Have a farm stay in quaint cottages with glorious gardens and head back to the colonial days.
The Archer Family has owned and run Brickendon for almost 180 years, spanning seven generations.
Visitors to the farm stay in quaint cottages with glorious gardens which reflect early colonial life in Tasmania.
William Archer arrived from England in 1824 and joined his brother at Woolmers until moving to land on the opposite side of the Macquarie River. He began building the farm complex in 1826 with Ticket of Leave tradesmen and assigned convict labour, developing the first area of Brickendon.
The farm is 450ha and grows poppies, grass seeds, barley, wheat, oats, triticale and vegetables. They also run 1500 medium/fine merino sheep which are shorn in June, October, December and February. They also fatten 200 heard of young cattle each year.
The homestead, which houses three generations of Archers, has two wings built around a central courtyard. The large bell was used to announce meal times or warn of danger. It has been hanging there since 1836.

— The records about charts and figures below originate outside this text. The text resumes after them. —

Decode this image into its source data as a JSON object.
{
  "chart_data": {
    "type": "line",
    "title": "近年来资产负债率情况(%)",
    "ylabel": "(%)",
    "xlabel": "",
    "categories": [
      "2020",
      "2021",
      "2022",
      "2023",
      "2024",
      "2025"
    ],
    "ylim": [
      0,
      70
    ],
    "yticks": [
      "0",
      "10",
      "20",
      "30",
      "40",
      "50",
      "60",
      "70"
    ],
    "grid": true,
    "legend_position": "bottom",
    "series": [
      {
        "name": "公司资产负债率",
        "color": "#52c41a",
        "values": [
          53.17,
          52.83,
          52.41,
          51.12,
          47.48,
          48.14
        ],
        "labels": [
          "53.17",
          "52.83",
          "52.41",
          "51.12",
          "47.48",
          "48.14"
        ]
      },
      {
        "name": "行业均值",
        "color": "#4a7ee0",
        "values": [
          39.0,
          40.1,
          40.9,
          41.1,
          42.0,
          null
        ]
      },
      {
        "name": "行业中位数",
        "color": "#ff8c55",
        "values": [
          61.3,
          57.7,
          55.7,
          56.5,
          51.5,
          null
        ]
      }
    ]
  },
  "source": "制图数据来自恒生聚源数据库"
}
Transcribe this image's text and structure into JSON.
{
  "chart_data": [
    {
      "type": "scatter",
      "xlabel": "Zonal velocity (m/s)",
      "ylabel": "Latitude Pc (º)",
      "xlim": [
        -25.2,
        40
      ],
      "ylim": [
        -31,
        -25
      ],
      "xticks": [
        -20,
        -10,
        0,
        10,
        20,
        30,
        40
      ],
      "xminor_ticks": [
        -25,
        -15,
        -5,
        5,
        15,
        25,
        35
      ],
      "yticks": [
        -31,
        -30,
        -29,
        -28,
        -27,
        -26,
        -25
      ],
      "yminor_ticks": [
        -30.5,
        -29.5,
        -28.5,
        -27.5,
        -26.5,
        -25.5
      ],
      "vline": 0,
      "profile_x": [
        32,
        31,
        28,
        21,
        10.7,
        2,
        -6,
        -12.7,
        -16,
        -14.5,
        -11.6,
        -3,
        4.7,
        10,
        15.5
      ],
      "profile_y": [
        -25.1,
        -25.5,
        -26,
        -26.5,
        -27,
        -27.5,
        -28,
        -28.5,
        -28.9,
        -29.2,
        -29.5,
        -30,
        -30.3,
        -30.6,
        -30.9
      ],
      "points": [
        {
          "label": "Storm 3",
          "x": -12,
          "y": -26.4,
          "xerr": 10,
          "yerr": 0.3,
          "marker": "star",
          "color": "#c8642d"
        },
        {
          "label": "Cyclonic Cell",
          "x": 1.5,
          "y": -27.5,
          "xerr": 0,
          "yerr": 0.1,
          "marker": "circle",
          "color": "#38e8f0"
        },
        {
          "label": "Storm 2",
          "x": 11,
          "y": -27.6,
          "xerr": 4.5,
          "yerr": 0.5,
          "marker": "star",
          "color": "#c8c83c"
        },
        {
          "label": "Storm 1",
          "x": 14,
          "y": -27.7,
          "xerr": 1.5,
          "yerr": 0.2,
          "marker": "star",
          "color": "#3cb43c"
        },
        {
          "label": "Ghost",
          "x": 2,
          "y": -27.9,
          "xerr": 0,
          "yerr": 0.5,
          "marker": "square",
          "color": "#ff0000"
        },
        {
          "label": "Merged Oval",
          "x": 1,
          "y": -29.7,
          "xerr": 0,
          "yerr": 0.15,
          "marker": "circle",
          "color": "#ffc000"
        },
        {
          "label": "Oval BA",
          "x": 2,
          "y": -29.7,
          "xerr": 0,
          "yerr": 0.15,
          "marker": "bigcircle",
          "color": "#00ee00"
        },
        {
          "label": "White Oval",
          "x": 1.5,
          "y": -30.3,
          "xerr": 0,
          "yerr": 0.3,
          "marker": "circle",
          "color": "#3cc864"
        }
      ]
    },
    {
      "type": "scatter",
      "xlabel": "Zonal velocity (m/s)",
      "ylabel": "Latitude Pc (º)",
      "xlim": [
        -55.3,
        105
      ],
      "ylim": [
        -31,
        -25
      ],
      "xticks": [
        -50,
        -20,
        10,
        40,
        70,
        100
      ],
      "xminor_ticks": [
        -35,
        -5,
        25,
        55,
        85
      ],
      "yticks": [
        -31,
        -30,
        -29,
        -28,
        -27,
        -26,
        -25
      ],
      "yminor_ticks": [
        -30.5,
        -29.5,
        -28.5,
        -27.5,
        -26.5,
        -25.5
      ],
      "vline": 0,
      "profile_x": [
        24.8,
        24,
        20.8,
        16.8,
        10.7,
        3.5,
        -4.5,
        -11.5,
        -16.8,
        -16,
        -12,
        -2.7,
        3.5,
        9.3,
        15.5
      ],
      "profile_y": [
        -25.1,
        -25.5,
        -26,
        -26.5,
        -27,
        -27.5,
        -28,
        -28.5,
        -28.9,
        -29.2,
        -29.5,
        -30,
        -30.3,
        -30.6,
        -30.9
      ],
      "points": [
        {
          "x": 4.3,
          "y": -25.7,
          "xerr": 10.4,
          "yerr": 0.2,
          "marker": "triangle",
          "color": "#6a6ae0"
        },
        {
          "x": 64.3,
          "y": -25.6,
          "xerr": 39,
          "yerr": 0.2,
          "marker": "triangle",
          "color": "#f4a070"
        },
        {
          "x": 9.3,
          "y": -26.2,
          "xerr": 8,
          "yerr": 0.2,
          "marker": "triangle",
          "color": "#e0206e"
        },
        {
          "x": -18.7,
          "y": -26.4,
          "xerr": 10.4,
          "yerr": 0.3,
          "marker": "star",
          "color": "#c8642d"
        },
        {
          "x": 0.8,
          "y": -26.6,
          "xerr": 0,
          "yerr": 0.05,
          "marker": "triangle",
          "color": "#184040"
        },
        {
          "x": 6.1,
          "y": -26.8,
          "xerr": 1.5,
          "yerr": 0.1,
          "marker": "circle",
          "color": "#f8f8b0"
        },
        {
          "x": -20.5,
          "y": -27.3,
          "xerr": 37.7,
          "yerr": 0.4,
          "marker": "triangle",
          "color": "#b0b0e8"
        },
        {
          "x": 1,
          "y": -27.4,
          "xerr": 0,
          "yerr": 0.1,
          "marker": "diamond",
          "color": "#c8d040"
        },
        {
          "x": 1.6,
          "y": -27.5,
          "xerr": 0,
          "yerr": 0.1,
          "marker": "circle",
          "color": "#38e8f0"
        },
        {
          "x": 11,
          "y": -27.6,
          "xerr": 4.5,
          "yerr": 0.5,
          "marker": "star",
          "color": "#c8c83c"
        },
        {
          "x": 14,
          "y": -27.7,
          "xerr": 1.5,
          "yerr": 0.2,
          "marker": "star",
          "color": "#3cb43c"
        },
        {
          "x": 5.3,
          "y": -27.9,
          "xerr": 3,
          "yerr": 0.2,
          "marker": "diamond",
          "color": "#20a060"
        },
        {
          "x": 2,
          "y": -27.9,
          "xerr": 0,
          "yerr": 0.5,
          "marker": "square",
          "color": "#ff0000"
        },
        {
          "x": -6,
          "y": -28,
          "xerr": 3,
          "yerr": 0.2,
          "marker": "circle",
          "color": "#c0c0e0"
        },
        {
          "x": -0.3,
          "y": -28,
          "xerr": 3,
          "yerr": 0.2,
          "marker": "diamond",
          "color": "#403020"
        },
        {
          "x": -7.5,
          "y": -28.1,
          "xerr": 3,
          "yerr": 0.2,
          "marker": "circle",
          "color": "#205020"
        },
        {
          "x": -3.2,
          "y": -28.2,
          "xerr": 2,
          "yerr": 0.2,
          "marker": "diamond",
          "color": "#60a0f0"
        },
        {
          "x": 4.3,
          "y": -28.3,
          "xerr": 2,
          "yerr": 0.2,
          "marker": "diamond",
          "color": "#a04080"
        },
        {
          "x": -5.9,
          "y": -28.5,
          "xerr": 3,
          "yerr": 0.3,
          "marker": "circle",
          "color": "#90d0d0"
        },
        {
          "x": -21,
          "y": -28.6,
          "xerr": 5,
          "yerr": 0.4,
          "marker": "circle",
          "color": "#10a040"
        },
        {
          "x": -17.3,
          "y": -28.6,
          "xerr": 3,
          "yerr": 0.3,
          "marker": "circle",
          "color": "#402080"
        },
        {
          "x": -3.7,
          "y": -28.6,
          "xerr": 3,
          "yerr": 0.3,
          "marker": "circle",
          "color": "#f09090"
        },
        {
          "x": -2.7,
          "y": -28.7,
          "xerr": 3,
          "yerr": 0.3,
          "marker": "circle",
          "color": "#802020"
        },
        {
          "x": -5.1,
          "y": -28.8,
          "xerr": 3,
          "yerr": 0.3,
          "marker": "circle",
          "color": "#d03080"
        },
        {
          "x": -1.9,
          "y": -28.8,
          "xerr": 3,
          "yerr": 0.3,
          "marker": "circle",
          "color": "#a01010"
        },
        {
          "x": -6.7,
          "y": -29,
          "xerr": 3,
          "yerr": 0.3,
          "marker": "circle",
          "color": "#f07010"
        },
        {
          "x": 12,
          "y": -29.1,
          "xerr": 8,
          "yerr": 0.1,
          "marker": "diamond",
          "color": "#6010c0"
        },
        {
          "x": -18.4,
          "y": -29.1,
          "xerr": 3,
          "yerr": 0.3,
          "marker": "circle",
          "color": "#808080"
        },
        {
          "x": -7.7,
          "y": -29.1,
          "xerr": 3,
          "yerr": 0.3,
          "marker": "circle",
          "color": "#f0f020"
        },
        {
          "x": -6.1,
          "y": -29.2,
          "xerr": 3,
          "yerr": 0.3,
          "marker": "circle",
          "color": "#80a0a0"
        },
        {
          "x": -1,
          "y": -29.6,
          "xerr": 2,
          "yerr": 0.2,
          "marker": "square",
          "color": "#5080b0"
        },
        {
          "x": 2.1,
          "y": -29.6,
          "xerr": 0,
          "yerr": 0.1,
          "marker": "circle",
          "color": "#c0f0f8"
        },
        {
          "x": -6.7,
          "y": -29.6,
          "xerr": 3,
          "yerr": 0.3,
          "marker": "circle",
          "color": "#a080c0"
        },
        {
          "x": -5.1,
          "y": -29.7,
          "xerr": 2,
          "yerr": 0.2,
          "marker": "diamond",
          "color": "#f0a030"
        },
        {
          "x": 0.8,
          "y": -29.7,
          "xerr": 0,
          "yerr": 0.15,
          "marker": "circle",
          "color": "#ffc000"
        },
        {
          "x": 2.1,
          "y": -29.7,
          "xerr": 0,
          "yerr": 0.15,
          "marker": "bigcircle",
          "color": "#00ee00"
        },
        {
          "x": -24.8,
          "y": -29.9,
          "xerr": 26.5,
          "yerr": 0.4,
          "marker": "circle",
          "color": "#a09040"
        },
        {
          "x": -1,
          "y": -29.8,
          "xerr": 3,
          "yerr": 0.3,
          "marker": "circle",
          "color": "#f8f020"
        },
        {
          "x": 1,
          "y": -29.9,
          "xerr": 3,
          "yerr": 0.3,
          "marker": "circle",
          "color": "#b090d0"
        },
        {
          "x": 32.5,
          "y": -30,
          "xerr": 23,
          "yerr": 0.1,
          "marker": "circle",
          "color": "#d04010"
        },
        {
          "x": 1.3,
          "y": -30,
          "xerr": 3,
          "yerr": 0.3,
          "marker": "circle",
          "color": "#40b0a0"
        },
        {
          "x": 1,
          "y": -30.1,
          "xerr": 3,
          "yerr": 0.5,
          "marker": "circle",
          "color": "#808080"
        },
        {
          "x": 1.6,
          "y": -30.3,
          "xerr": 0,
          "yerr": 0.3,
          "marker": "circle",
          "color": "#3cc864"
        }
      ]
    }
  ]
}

The village is a complex of convict-built buildings in a village setting. There are a couple of cottages, a poultry shed, smokehouse, pillar granary, blacksmith shop and cookhouse, shearing shed, draught horse stables and a delightful Gothic chapel.
There are five cottages at Brickendon. Three are farm cottages overlooking the valley, farm and river. Each is self-contained and they have the whimsical names of Pumpkin, Sweet Corn and Pea and a Pod.
The Coachman's and Gardener's Cottages were built during the 1820s and '30s and are furnished with colonial antiques and Australian memorabilia. Bathrooms have deep baths and shower, plus there are open log fires and a nice touch is a decanter of port and homemade biscuits provided.
Farm animals are a hit with everyone horses and donkeys, pigs, ducks, turkeys, goats, sheep, cattle and chickens are all there and can be fed by visitors.
Other real country things to do are baking dampers, old style games, farm walks, shearing, making pottery and exploring early Colonial architecture.